File: tests/unit/indexing_pipeline/test_compute_hashes.py Implements: _compute_unique_identifier_hash, _compute_content_hash on IndexingPipelineService

  • test_same_input_same_hash
  • test_different_unique_id_different_hash
  • test_different_search_space_id_different_hash
  • test_different_document_type_different_hash
  • test_same_content_same_space_same_hash
  • test_same_content_different_space_different_hash
  • test_different_content_different_hash

Phase 3 — prepare_for_indexing (integration)

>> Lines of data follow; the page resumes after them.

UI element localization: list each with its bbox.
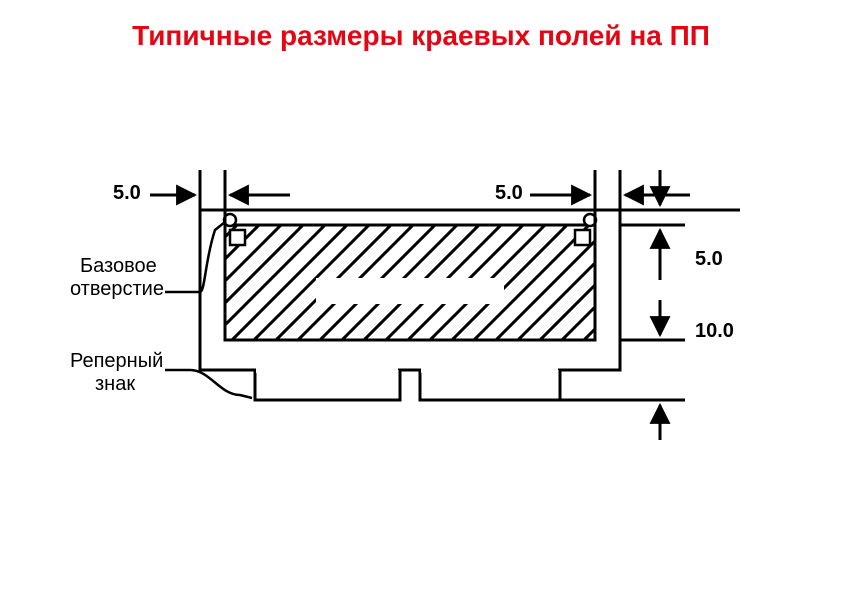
contact-slot-left [255,370,400,400]
leader-fiducial [165,370,252,398]
leader-base-hole [165,222,225,292]
diagram-svg [0,0,842,595]
fiducial-left [230,230,245,245]
contact-slot-right [420,370,560,400]
fiducial-right [575,230,590,245]
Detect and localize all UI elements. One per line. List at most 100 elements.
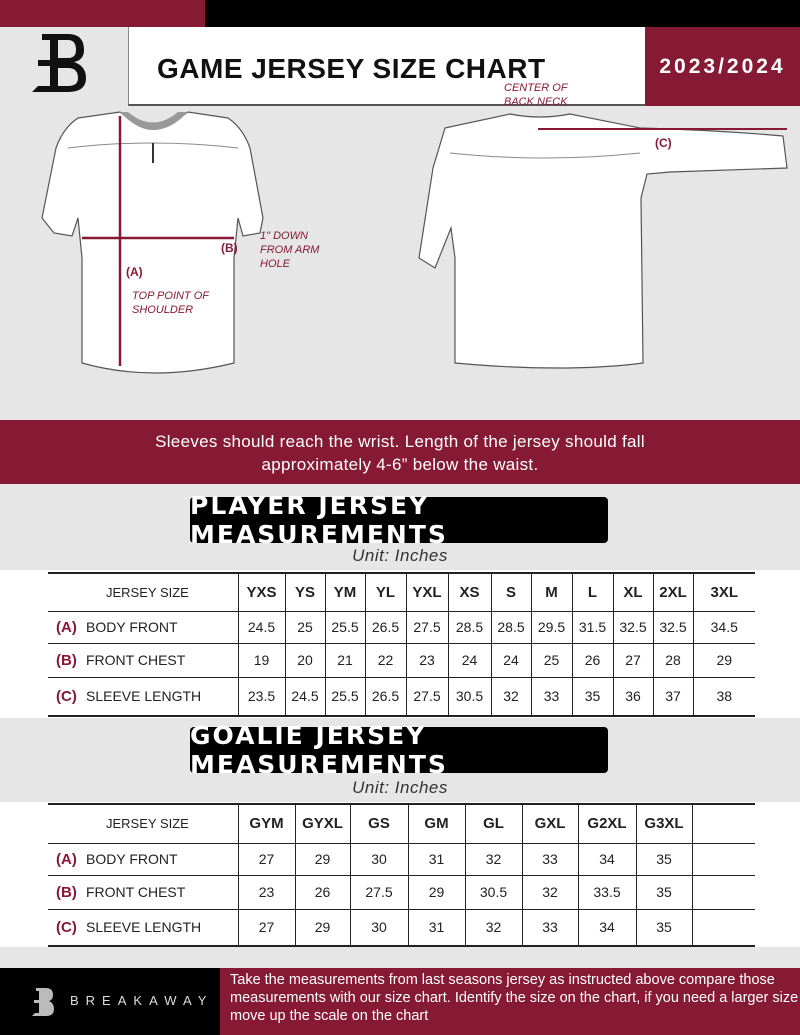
size-header-cell: YXS [237, 572, 286, 612]
value-cell [691, 908, 755, 947]
value-cell: 28 [652, 642, 694, 678]
value-cell: 26 [571, 642, 614, 678]
value-cell: 22 [364, 642, 407, 678]
size-header-cell: GYXL [294, 803, 351, 844]
note-a: TOP POINT OF SHOULDER [132, 290, 209, 316]
page-title: GAME JERSEY SIZE CHART [157, 53, 546, 84]
value-cell: 26.5 [364, 610, 407, 644]
size-header-cell: S [490, 572, 532, 612]
table-row: (A) BODY FRONT 27 29 30 31 32 33 34 35 [48, 842, 755, 876]
measurement-code: (B) [56, 651, 77, 669]
value-cell: 25.5 [324, 676, 366, 717]
value-cell: 32 [464, 842, 523, 876]
value-cell: 29 [692, 642, 755, 678]
size-header-cell: XL [612, 572, 654, 612]
value-cell: 27.5 [405, 676, 449, 717]
size-header: JERSEY SIZE [48, 572, 239, 612]
size-header-cell: 3XL [692, 572, 755, 612]
value-cell: 34 [577, 908, 637, 947]
footer-logo-icon [32, 988, 54, 1016]
value-cell: 25.5 [324, 610, 366, 644]
measurement-name: FRONT CHEST [86, 651, 186, 668]
player-unit: Unit: Inches [352, 546, 448, 565]
goalie-section-title: GOALIE JERSEY MEASUREMENTS [190, 721, 608, 779]
measurement-label: (B) FRONT CHEST [48, 642, 239, 678]
value-cell: 29 [407, 874, 466, 910]
instructions-banner: Sleeves should reach the wrist. Length o… [0, 420, 800, 484]
table-row: (B) FRONT CHEST 19 20 21 22 23 24 24 25 26 27 28 29 [48, 642, 755, 678]
value-cell: 24.5 [284, 676, 326, 717]
value-cell: 27 [237, 908, 296, 947]
value-cell: 36 [612, 676, 654, 717]
value-cell: 30 [349, 842, 409, 876]
goalie-size-table: JERSEY SIZE GYM GYXL GS GM GL GXL G2XL G3XL (A) BO… [48, 803, 755, 947]
measurement-name: BODY FRONT [86, 618, 178, 635]
footer-brand-name: BREAKAWAY [70, 993, 214, 1008]
measurement-name: BODY FRONT [86, 850, 178, 867]
size-header-cell: YL [364, 572, 407, 612]
measurement-code: (C) [56, 918, 77, 936]
value-cell: 38 [692, 676, 755, 717]
value-cell: 27 [612, 642, 654, 678]
table-row: (C) SLEEVE LENGTH 27 29 30 31 32 33 34 35 [48, 908, 755, 947]
value-cell: 33 [521, 842, 579, 876]
back-jersey-diagram [418, 113, 788, 369]
value-cell: 27.5 [349, 874, 409, 910]
value-cell: 23 [405, 642, 449, 678]
label-c: (C) [655, 136, 672, 150]
header-title-box: GAME JERSEY SIZE CHART [128, 27, 646, 106]
value-cell: 32.5 [612, 610, 654, 644]
value-cell: 23 [237, 874, 296, 910]
value-cell: 27 [237, 842, 296, 876]
size-header-cell: L [571, 572, 614, 612]
value-cell: 28.5 [490, 610, 532, 644]
value-cell: 24 [490, 642, 532, 678]
size-header-cell: GS [349, 803, 409, 844]
size-header-cell: YS [284, 572, 326, 612]
measurement-code: (A) [56, 850, 77, 868]
value-cell: 34 [577, 842, 637, 876]
measurement-code: (C) [56, 687, 77, 705]
value-cell: 29 [294, 842, 351, 876]
header-row: JERSEY SIZE GYM GYXL GS GM GL GXL G2XL G3XL [48, 803, 755, 844]
value-cell [691, 874, 755, 910]
value-cell: 21 [324, 642, 366, 678]
value-cell [691, 842, 755, 876]
header-row: JERSEY SIZE YXS YS YM YL YXL XS S M L XL 2XL 3XL [48, 572, 755, 612]
label-b: (B) [221, 241, 238, 255]
value-cell: 35 [635, 874, 693, 910]
value-cell: 29.5 [530, 610, 573, 644]
value-cell: 30.5 [464, 874, 523, 910]
value-cell: 28.5 [447, 610, 492, 644]
value-cell: 27.5 [405, 610, 449, 644]
measurement-label: (B) FRONT CHEST [48, 874, 239, 910]
size-header-cell [691, 803, 755, 844]
measurement-label: (C) SLEEVE LENGTH [48, 676, 239, 717]
value-cell: 26 [294, 874, 351, 910]
size-header-cell: YM [324, 572, 366, 612]
value-cell: 35 [635, 842, 693, 876]
value-cell: 19 [237, 642, 286, 678]
value-cell: 33 [521, 908, 579, 947]
value-cell: 32 [464, 908, 523, 947]
value-cell: 25 [530, 642, 573, 678]
measurement-code: (B) [56, 883, 77, 901]
measurement-label: (A) BODY FRONT [48, 842, 239, 876]
value-cell: 34.5 [692, 610, 755, 644]
table-row: (C) SLEEVE LENGTH 23.5 24.5 25.5 26.5 27.5 30.5… [48, 676, 755, 717]
size-header-cell: GXL [521, 803, 579, 844]
value-cell: 24 [447, 642, 492, 678]
value-cell: 35 [635, 908, 693, 947]
value-cell: 29 [294, 908, 351, 947]
top-accent-bar [0, 0, 205, 27]
note-b: 1" DOWN FROM ARM HOLE [260, 230, 320, 270]
size-header-cell: XS [447, 572, 492, 612]
player-section-title: PLAYER JERSEY MEASUREMENTS [190, 491, 608, 549]
measurement-name: SLEEVE LENGTH [86, 918, 202, 935]
value-cell: 32.5 [652, 610, 694, 644]
measurement-name: FRONT CHEST [86, 883, 186, 900]
measurement-code: (A) [56, 618, 77, 636]
size-header-cell: 2XL [652, 572, 694, 612]
value-cell: 33 [530, 676, 573, 717]
measurement-label: (A) BODY FRONT [48, 610, 239, 644]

File: tests/integration/indexing_pipeline/test_prepare_for_indexing.py Implements: prepare_for_indexing + all private DB methods it uses

  • test_new_document_written_as_pending
  • test_unchanged_document_skipped
  • test_title_only_change_updates_title
  • test_changed_content_queued_for_reprocessing
  • test_duplicate_content_in_batch_skipped
  • test_multiple_documents_one_commit

Phase 4 — index (integration)

File: tests/integration/indexing_pipeline/test_index.py Implements: index + all private processing methods it uses

  • test_sets_status_ready
  • test_content_is_summary_when_should_summarize_true
  • test_content_is_source_markdown_when_should_summarize_false
  • test_source_markdown_always_set
  • test_chunks_written_to_db
  • test_status_processing_set_before_heavy_work
  • test_llm_error_sets_status_failed
  • test_llm_error_document_not_stuck_in_processing
  • test_llm_error_chunks_not_written

Phase 5 — Adapters (unit, one file per connector)

Start with ClickUp — simplest connector, no special deviations.

File: tests/unit/adapters/test_clickup_adapter.py Implements: app/pipeline/adapters/clickup_adapter.py

Then repeat for each connector as it is migrated.


Total: 12 unit tests + 15 integration tests = 27 tests.


Out of Scope (for now)

Document processors (youtube_processor, file_processors, markdown_processor, extension_processor, circleback_processor) follow the same 2-phase pattern and will eventually migrate to the pipeline. Excluded from this refactor — they handle user uploads, not connector syncs, and their migration is a separate task.